A. S. : Aurore Bergé ne précise pas qui est le "parent défaillant" dont elle parle. Est-ce qu’à chaque fois qu’un enfant commet des violences, on va sanctionner le parent qui s’occupe des enfants, qui en a la charge effective ou bien celui qui n’est pas là, absent et effectivement défaillant ? Il est clair que l’idée de la ministre est de restaurer l’autorité parentale sur les enfants, à la suite des émeutes du mois de juin. À ce moment-là, le gouvernement avait pointé du doigt la responsabilité des familles monoparentales. Or, elles constituent un quart des foyers en France et très souvent, il s'agit de mères célibataires. Est-ce que ce sont les mères célibataires que l'on imagine faire des travaux d’intérêt général ? Est-ce que ce sont elles qui vont payer des amendes parce qu’elles ne se présentent pas à l’audience de leur enfant lorsqu'elles sont en train de faire des ménages...? Le vrai problème, c'est la loi, qui organise les inégalités sociales et économiques entre les sexes, entre les pères et les mères. On arrive à des situations catastrophiques puisque 45% des familles monoparentales vivent sous le seuil de pauvreté : or, c'est cette pauvreté qui jette les gamins dans la rue, au pied des tours. On sait que, dans un tiers des cas, les pères ne versent pas la pension alimentaire, qu'ils organisent leur insolvabilité pour que le juge ne fixe pas de pension. Il y a un vrai souci.
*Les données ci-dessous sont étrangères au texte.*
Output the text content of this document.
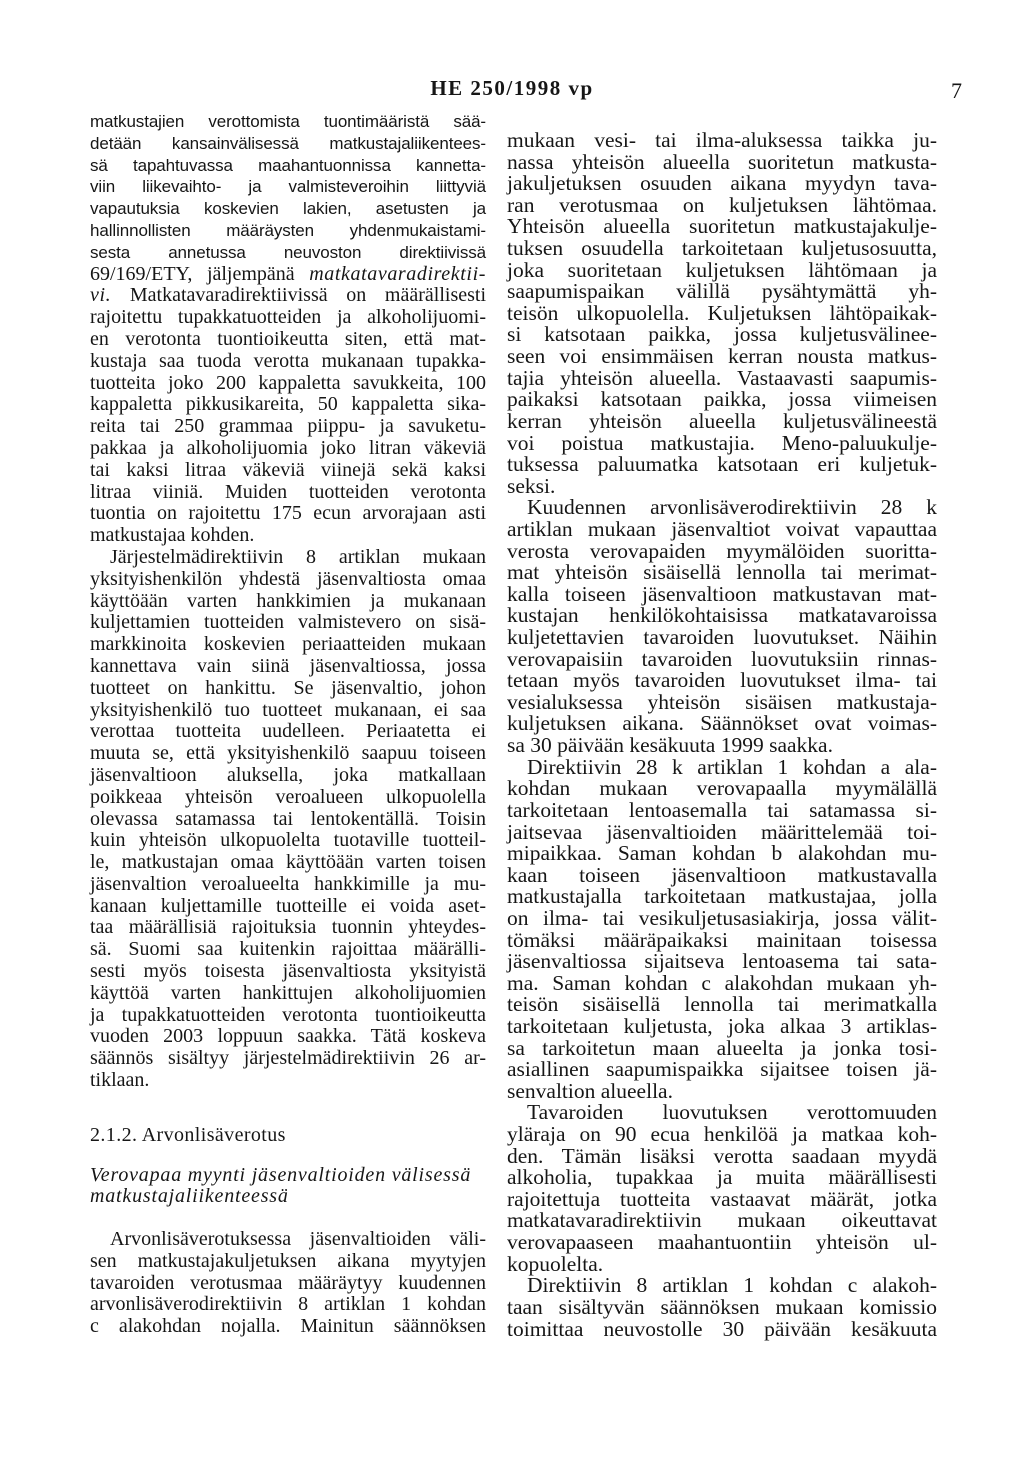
HE 250/1998 vp	7
matkustajien verottomista tuontimääristä sää-
detään kansainvälisessä matkustajaliikentees-
sä tapahtuvassa maahantuonnissa kannetta-
viin liikevaihto- ja valmisteveroihin liittyviä
vapautuksia koskevien lakien, asetusten ja
hallinnollisten määräysten yhdenmukaistami-
sesta annetussa neuvoston direktiivissä
69/169/ETY, jäljempänä matkatavaradirektii-
vi. Matkatavaradirektiivissä on määrällisesti
rajoitettu tupakkatuotteiden ja alkoholijuomi-
en verotonta tuontioikeutta siten, että mat-
kustaja saa tuoda verotta mukanaan tupakka-
tuotteita joko 200 kappaletta savukkeita, 100
kappaletta pikkusikareita, 50 kappaletta sika-
reita tai 250 grammaa piippu- ja savuketu-
pakkaa ja alkoholijuomia joko litran väkeviä
tai kaksi litraa väkeviä viinejä sekä kaksi
litraa viiniä. Muiden tuotteiden verotonta
tuontia on rajoitettu 175 ecun arvorajaan asti
matkustajaa kohden.
Järjestelmädirektiivin 8 artiklan mukaan
yksityishenkilön yhdestä jäsenvaltiosta omaa
käyttöään varten hankkimien ja mukanaan
kuljettamien tuotteiden valmistevero on sisä-
markkinoita koskevien periaatteiden mukaan
kannettava vain siinä jäsenvaltiossa, jossa
tuotteet on hankittu. Se jäsenvaltio, johon
yksityishenkilö tuo tuotteet mukanaan, ei saa
verottaa tuotteita uudelleen. Periaatetta ei
muuta se, että yksityishenkilö saapuu toiseen
jäsenvaltioon aluksella, joka matkallaan
poikkeaa yhteisön veroalueen ulkopuolella
olevassa satamassa tai lentokentällä. Toisin
kuin yhteisön ulkopuolelta tuotaville tuotteil-
le, matkustajan omaa käyttöään varten toisen
jäsenvaltion veroalueelta hankkimille ja mu-
kanaan kuljettamille tuotteille ei voida aset-
taa määrällisiä rajoituksia tuonnin yhteydes-
sä. Suomi saa kuitenkin rajoittaa määrälli-
sesti myös toisesta jäsenvaltiosta yksityistä
käyttöä varten hankittujen alkoholijuomien
ja tupakkatuotteiden verotonta tuontioikeutta
vuoden 2003 loppuun saakka. Tätä koskeva
säännös sisältyy järjestelmädirektiivin 26 ar-
tiklaan.
2.1.2. Arvonlisäverotus
Verovapaa myynti jäsenvaltioiden välisessä
matkustajaliikenteessä
Arvonlisäverotuksessa jäsenvaltioiden väli-
sen matkustajakuljetuksen aikana myytyjen
tavaroiden verotusmaa määräytyy kuudennen
arvonlisäverodirektiivin 8 artiklan 1 kohdan
c alakohdan nojalla. Mainitun säännöksen
mukaan vesi- tai ilma-aluksessa taikka ju-
nassa yhteisön alueella suoritetun matkusta-
jakuljetuksen osuuden aikana myydyn tava-
ran verotusmaa on kuljetuksen lähtömaa.
Yhteisön alueella suoritetun matkustajakulje-
tuksen osuudella tarkoitetaan kuljetusosuutta,
joka suoritetaan kuljetuksen lähtömaan ja
saapumispaikan välillä pysähtymättä yh-
teisön ulkopuolella. Kuljetuksen lähtöpaikak-
si katsotaan paikka, jossa kuljetusvälinee-
seen voi ensimmäisen kerran nousta matkus-
tajia yhteisön alueella. Vastaavasti saapumis-
paikaksi katsotaan paikka, jossa viimeisen
kerran yhteisön alueella kuljetusvälineestä
voi poistua matkustajia. Meno-paluukulje-
tuksessa paluumatka katsotaan eri kuljetuk-
seksi.
Kuudennen arvonlisäverodirektiivin 28 k
artiklan mukaan jäsenvaltiot voivat vapauttaa
verosta verovapaiden myymälöiden suoritta-
mat yhteisön sisäisellä lennolla tai merimat-
kalla toiseen jäsenvaltioon matkustavan mat-
kustajan henkilökohtaisissa matkatavaroissa
kuljetettavien tavaroiden luovutukset. Näihin
verovapaisiin tavaroiden luovutuksiin rinnas-
tetaan myös tavaroiden luovutukset ilma- tai
vesialuksessa yhteisön sisäisen matkustaja-
kuljetuksen aikana. Säännökset ovat voimas-
sa 30 päivään kesäkuuta 1999 saakka.
Direktiivin 28 k artiklan 1 kohdan a ala-
kohdan mukaan verovapaalla myymälällä
tarkoitetaan lentoasemalla tai satamassa si-
jaitsevaa jäsenvaltioiden määrittelemää toi-
mipaikkaa. Saman kohdan b alakohdan mu-
kaan toiseen jäsenvaltioon matkustavalla
matkustajalla tarkoitetaan matkustajaa, jolla
on ilma- tai vesikuljetusasiakirja, jossa välit-
tömäksi määräpaikaksi mainitaan toisessa
jäsenvaltiossa sijaitseva lentoasema tai sata-
ma. Saman kohdan c alakohdan mukaan yh-
teisön sisäisellä lennolla tai merimatkalla
tarkoitetaan kuljetusta, joka alkaa 3 artiklas-
sa tarkoitetun maan alueelta ja jonka tosi-
asiallinen saapumispaikka sijaitsee toisen jä-
senvaltion alueella.
Tavaroiden luovutuksen verottomuuden
yläraja on 90 ecua henkilöä ja matkaa koh-
den. Tämän lisäksi verotta saadaan myydä
alkoholia, tupakkaa ja muita määrällisesti
rajoitettuja tuotteita vastaavat määrät, jotka
matkatavaradirektiivin mukaan oikeuttavat
verovapaaseen maahantuontiin yhteisön ul-
kopuolelta.
Direktiivin 8 artiklan 1 kohdan c alakoh-
taan sisältyvän säännöksen mukaan komissio
toimittaa neuvostolle 30 päivään kesäkuuta
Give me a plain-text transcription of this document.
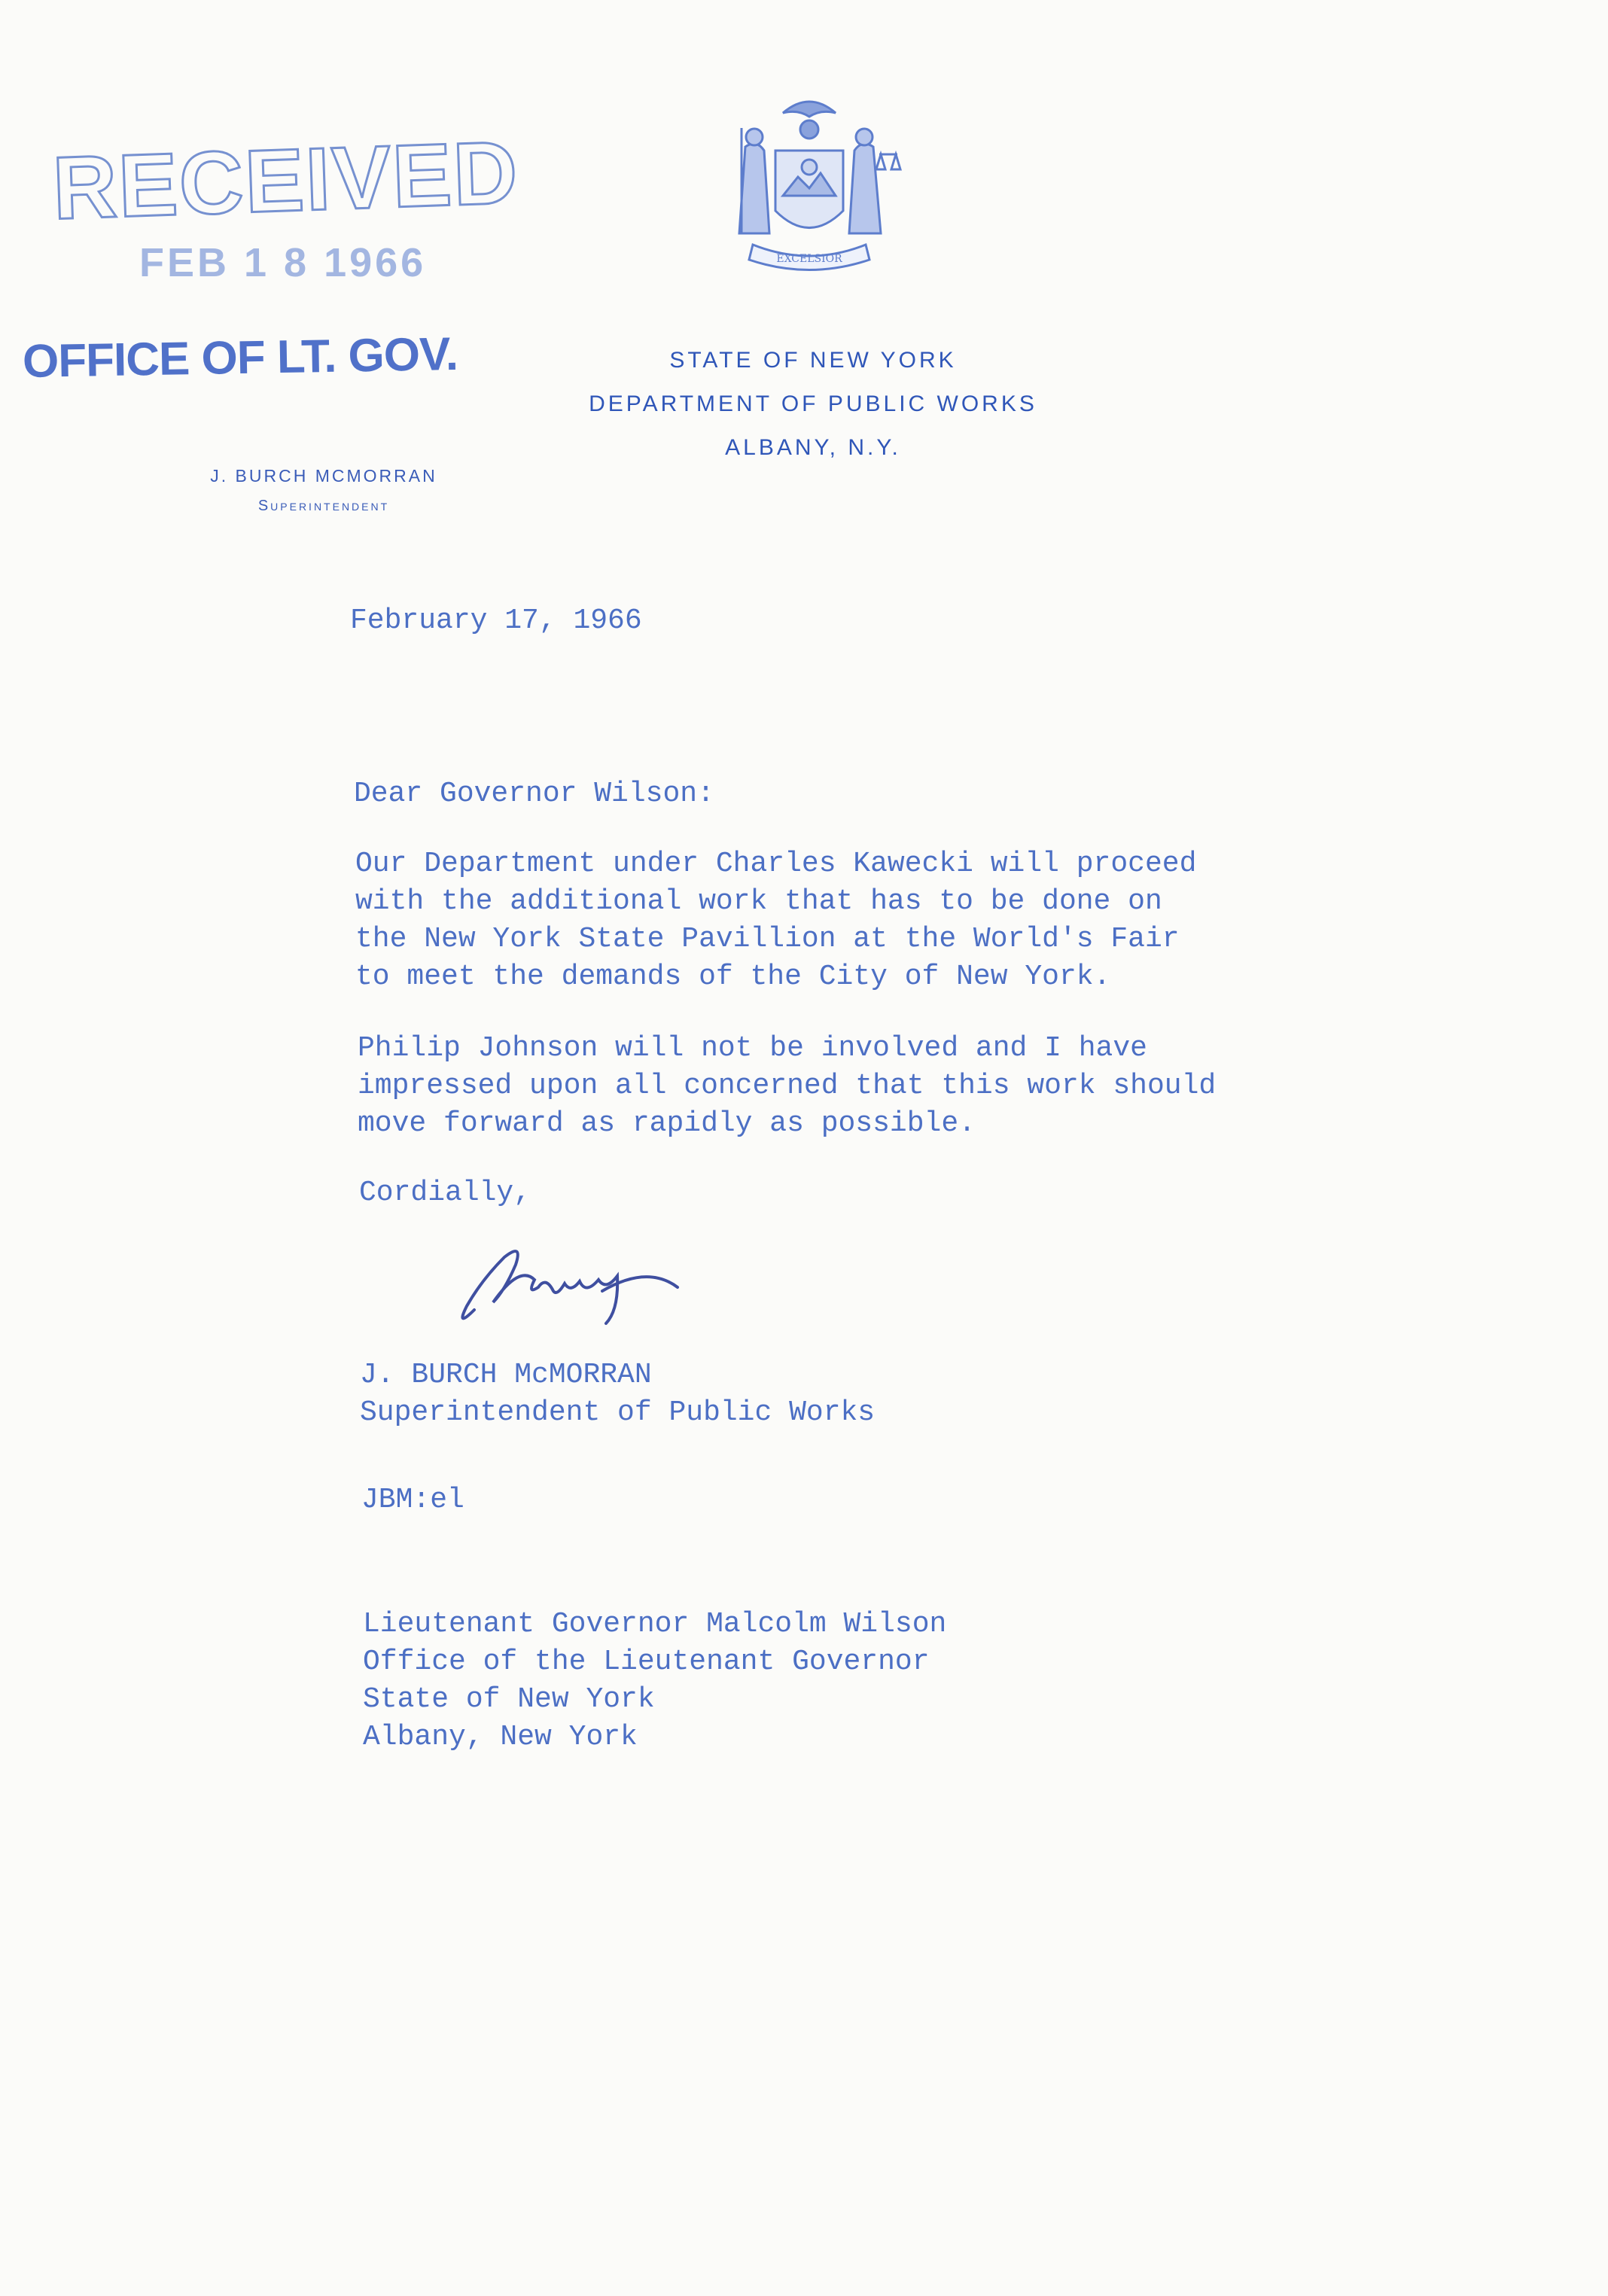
RECEIVED
FEB 1 8 1966
OFFICE OF LT. GOV.
EXCELSIOR
STATE OF NEW YORK
DEPARTMENT OF PUBLIC WORKS
ALBANY, N.Y.
J. BURCH MCMORRAN
Superintendent
February 17, 1966
Dear Governor Wilson:
Our Department under Charles Kawecki will proceed
with the additional work that has to be done on
the New York State Pavillion at the World's Fair
to meet the demands of the City of New York.
Philip Johnson will not be involved and I have
impressed upon all concerned that this work should
move forward as rapidly as possible.
Cordially,
J. BURCH McMORRAN
Superintendent of Public Works
JBM:el
Lieutenant Governor Malcolm Wilson
Office of the Lieutenant Governor
State of New York
Albany, New York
Causette : Comment responsabiliser les pères ?
A.S:
La tentation de sanctionner est grande, mais on voit que cela ne règle pas le problème. Les sanctions sont faciles à mettre en place mais une fois que le parent a été sanctionné, qu'est ce qui garantit qu’il sera moins absent, plus responsabilisé ? Rien. Le gouvernement ne prend pas le problème dans le bon sens : pour nous, il s'agit d'abord d'un problème d'éducation... des parents. Être mère, ça s'apprend et être père, aussi. Aujourd’hui, les pères ne bénéficient pas du même temps de "formation" que les mères après la naissance : nous, on milite pour un congé paternité aligné sur la durée du congé maternité avec une partie non transférable à la mère, pour que le père s’occupe seul de son enfant dès les premiers jours de la vie. C'est très important.

Causette : Qu'en est-il de cette commission annoncée sur la parentalité : est-ce une fausse bonne idée?
A.S :
A priori, cette commission va se mettre en place et c’est très bien, en théorie. Elle devrait être constituée de pédopsychiatres, de magistrats, de sociologues... on peut donc avoir bon espoir qu’ils abordent les problèmes de façon interdisciplinaire. Mais il y a déjà eu celle sur les 1000 premiers jours de l'enfant, en 2020 et après, qu’est ce que cela a donné ? Comme tous les rapports, est-ce suivi de changements de législation ? Bien souvent, non. Ensuite, on parle de commission sur la parentalité alors que l'on devrait plutôt parler de co-parentalité : on en revient toujours au même problème, qui est de ne pas responsabiliser au même titre le père et la mère. Nous devons avoir les mêmes droits parce qu’ils impliquent les mêmes devoirs vis-à-vis des enfants.